I listened with horror to today’s reports that more than 60,000 parents have been fined for taking their children out of school without permission.
I am a great believer in schools and a great believer that children should attend school on a regular basis with the full support and commitment of their parents. I am however also in favour of family holidays and know the strength and vitality that a strong family can give to all children’s endeavours in school and out. Sometimes these two ambitions conflict.
For the past few years I have been free of having to holiday in school holiday periods. Erica no longer teaches and our children have long flown the nest. Originally I was horrified at the number of families with children who were going out somewhere warm in September long after schools were back in. However when talking to people and finding out why they were there I changed my mind. There appear to be three reasons why people take their children out of school:
1. They are in seasonal work. This, at least, is partly recognised by the current law but only partly. The fact is that it is not only agricultural workers whose work is seasonal. Many people in the wider tourism and entertainments industry also have to work to ensure that others have a holiday.
2. Their employers just will not or in many cases cannot let them have the time off during school holidays. If an employer has a large number of employees with children they just cannot let them all off at once or even over a restricted 6 week period.
3. That they cannot afford to have a holiday in times of peak travel. It’s either June or September or nothing.
Now of course if you are a well-paid law maker on, say, £70,000 per year plus perks the difficulties mean little to you. You can afford to pay peak rates and keep your children in school. You may not have two people working in different companies on different shift systems where child care never mind holidays are difficult to balance. But the reality for millions of other people is much harsher.
I believe that having a good family life is a key indicator of the future success of a child. When you look back on your childhood I’ll bet that many of your happiest memories are of your holidays. I well remember crawling with fishing nets around rock pools in the South West and damp but happy days feeding unwanted sandwiches to militant seagulls.

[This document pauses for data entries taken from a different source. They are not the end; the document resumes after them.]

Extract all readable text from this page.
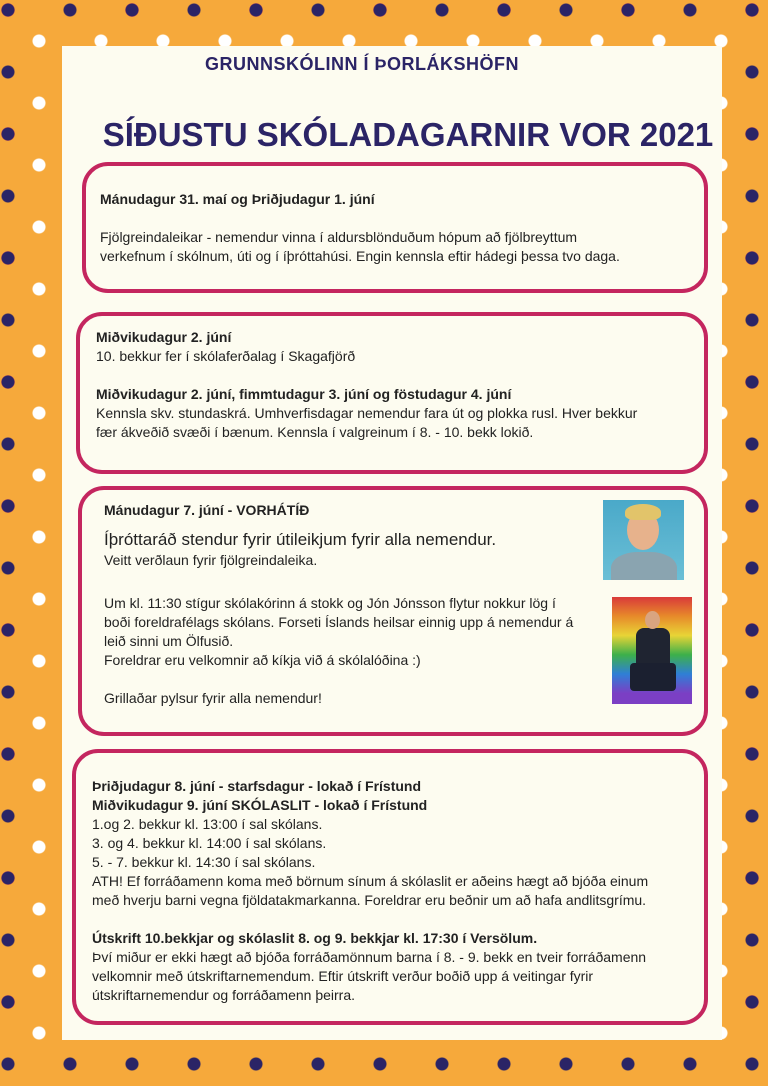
GRUNNSKÓLINN Í ÞORLÁKSHÖFN
SÍÐUSTU SKÓLADAGARNIR VOR 2021

Mánudagur 31. maí og Þriðjudagur 1. júní

Fjölgreindaleikar - nemendur vinna í aldursblönduðum hópum að fjölbreyttum

verkefnum í skólnum, úti og í íþróttahúsi. Engin kennsla eftir hádegi þessa tvo daga.

Miðvikudagur 2. júní

10. bekkur fer í skólaferðalag í Skagafjörð

Miðvikudagur 2. júní, fimmtudagur 3. júní og föstudagur 4. júní

Kennsla skv. stundaskrá. Umhverfisdagar nemendur fara út og plokka rusl. Hver bekkur

fær ákveðið svæði í bænum. Kennsla í valgreinum í 8. - 10. bekk lokið.

Mánudagur 7. júní - VORHÁTÍÐ

Íþróttaráð stendur fyrir útileikjum fyrir alla nemendur.

Veitt verðlaun fyrir fjölgreindaleika.

Um kl. 11:30 stígur skólakórinn á stokk og Jón Jónsson flytur nokkur lög í

boði foreldrafélags skólans. Forseti Íslands heilsar einnig upp á nemendur á

leið sinni um Ölfusið.

Foreldrar eru velkomnir að kíkja við á skólalóðina :)

Grillaðar pylsur fyrir alla nemendur!

Þriðjudagur 8. júní - starfsdagur - lokað í Frístund

Miðvikudagur 9. júní SKÓLASLIT - lokað í Frístund

1.og 2. bekkur kl. 13:00 í sal skólans.

3. og 4. bekkur kl. 14:00 í sal skólans.

5. - 7. bekkur kl. 14:30 í sal skólans.

ATH! Ef forráðamenn koma með börnum sínum á skólaslit er aðeins hægt að bjóða einum

með hverju barni vegna fjöldatakmarkanna. Foreldrar eru beðnir um að hafa andlitsgrímu.

Útskrift 10.bekkjar og skólaslit 8. og 9. bekkjar kl. 17:30 í Versölum.

Því miður er ekki hægt að bjóða forráðamönnum barna í 8. - 9. bekk en tveir forráðamenn

velkomnir með útskriftarnemendum. Eftir útskrift verður boðið upp á veitingar fyrir

útskriftarnemendur og forráðamenn þeirra.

Spending time together is such an important part of life. Being part of a loving family provides the stability from which you can go out to face life in school and in the wider world. Holidays are not the be all and end all of this and many families for a variety of reasons do not take family holidays.
I believe that we need to do two things:
The first is to amend the law to give back to head teachers who should know the children and their families the discretion to act appropriately. Please, please crack down on oafish parents who do not care about their responsibilities. Use the courts or other means to ensure attendance. However where there is clear evidence of otherwise good attendance and a strong family commitment to the ethos of school and learning then having, say, one week off should be allowable.
Secondly do something about the debate that has simmered on for at least the last 40 years about school terms. We are basically stuck with a system which maximised holidays in the summer to allow the maximum involvement from teenagers and even younger children in agrarian activity – particularly getting the harvest in. Now only about 2% of the population are engaged in seasonal food production but our holidays haven’t changed. Why don’t we have 4 terms a year? This would not only help deal with the problems of payment but also reduce the educational drag which teachers know many children experience over the 6 week long (longer in the private sector) summer breaks.
Family life now is incredibly complex yet our institutions still act as if kids live in a two parent middle class family with Daddy earning the cash and smoking his pipe, Mummy doing the washing and Janet and John playing with dolls and train sets. Those days are gone and we need to reflect that in the way we provide education and the holidays which children and their families need in order to benefit from the education.